Denmark to impose sweet tax

nammiFatty foods and candy could soon be swelling the coffers of the Danish state by up to DKK 1.5 billion per year with the introduction of an ‘unhealthy food tax’ at the beginning of 2010.

A new study by the Confederation of Danish Industry’s Food Branch (DI) reveals that a range of taxes on chocolate, sodas, sweets and ice cream would generate well over 1 billion kroner, making Danish indulgence the costliest in the entire EU.

There are also suggestions to impose a saturated fat tax on butter, margarine, vegetable oil and cheese of DKK 25 per kg, in line for introduction in mid 2010. This will represent an overall increase of 27 percent in food charges says the report in the Copenhagen Post.

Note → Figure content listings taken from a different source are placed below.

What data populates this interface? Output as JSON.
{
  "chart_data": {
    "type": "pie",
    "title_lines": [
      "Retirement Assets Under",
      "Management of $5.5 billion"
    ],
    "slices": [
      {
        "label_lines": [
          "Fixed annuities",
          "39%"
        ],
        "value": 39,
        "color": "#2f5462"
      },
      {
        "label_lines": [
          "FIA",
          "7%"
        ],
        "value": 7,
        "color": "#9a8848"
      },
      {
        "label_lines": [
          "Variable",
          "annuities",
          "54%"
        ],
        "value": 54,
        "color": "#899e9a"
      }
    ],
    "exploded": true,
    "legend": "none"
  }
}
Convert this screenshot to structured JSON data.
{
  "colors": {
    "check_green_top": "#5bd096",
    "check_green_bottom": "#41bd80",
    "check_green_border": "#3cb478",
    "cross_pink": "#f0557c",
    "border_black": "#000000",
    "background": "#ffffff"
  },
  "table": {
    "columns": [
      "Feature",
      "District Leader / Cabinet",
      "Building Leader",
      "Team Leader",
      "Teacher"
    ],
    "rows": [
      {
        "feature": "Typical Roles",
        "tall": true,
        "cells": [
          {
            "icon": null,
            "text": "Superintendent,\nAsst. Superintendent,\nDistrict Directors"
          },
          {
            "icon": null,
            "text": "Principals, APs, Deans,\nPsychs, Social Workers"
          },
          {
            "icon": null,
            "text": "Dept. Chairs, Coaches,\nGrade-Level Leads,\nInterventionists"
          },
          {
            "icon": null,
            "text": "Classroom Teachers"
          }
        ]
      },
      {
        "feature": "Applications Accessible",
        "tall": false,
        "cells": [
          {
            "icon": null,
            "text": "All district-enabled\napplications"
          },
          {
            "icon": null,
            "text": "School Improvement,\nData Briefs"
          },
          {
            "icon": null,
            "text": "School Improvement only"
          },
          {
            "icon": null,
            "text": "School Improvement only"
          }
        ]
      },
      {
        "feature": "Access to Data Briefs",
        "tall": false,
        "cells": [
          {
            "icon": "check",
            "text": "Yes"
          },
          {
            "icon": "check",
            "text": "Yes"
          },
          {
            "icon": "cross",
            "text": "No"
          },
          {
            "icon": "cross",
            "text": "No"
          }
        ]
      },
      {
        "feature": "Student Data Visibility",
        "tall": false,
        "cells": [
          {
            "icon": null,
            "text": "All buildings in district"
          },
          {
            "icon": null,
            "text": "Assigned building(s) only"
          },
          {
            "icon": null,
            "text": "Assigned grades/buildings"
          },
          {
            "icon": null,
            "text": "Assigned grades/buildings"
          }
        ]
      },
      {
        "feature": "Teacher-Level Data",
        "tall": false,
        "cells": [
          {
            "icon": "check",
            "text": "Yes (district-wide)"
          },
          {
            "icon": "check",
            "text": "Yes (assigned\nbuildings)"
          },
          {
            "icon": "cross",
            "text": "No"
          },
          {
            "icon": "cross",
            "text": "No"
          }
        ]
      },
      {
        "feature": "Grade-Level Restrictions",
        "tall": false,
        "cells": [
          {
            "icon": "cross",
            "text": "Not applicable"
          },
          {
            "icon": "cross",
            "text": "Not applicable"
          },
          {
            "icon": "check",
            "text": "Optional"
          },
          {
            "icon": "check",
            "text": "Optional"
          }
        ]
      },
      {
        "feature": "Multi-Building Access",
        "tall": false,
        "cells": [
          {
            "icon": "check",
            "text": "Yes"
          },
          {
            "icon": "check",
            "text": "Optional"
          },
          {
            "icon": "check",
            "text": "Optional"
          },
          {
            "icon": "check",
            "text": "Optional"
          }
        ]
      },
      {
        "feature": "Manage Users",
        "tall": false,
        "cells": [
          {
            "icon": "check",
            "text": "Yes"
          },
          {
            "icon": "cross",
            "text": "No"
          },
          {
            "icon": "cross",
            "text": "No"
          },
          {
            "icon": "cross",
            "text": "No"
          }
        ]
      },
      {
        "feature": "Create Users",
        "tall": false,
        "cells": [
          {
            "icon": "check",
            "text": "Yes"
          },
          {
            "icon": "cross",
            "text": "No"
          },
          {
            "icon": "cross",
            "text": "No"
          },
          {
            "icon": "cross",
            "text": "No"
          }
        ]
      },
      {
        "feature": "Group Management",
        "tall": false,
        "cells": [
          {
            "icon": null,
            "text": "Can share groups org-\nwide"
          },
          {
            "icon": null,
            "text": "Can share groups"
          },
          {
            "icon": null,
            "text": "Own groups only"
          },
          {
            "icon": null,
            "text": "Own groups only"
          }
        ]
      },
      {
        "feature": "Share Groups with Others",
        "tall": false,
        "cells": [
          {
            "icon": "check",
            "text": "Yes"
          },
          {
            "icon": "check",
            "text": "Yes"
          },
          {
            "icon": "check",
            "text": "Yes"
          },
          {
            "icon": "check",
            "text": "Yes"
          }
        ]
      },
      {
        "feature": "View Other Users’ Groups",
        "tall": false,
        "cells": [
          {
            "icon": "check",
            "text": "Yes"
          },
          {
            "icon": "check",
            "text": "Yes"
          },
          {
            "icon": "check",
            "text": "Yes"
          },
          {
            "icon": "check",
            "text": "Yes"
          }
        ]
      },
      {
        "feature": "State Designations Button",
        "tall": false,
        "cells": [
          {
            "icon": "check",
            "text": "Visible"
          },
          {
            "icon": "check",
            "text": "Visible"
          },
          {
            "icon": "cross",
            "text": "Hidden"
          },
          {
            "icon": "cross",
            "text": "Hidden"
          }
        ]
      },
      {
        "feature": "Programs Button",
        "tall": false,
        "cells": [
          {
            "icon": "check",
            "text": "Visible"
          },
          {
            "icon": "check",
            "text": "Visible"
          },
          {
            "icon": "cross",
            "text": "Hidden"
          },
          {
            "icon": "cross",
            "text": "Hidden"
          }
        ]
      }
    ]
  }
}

While Denmark is one of five EU countries that have soda taxes, it is alone in imposing charges on chocolate and candy. The mooted saturated fat tax is also unique in Europe.

Ole Linnet Juel, DI branch director, has expressed concerns that the new taxes could mean more people travelling abroad for their sugar fixes. “The argument to introduce the new taxes is based on health, but one could wonder if it will have the desired effect when the price difference on candy and soda in Denmark, Germany and Sweden will be even greater,” said Juel.

Danish products may suffer in terms of competitiveness if shoppers do cross the border to stock up on sweets.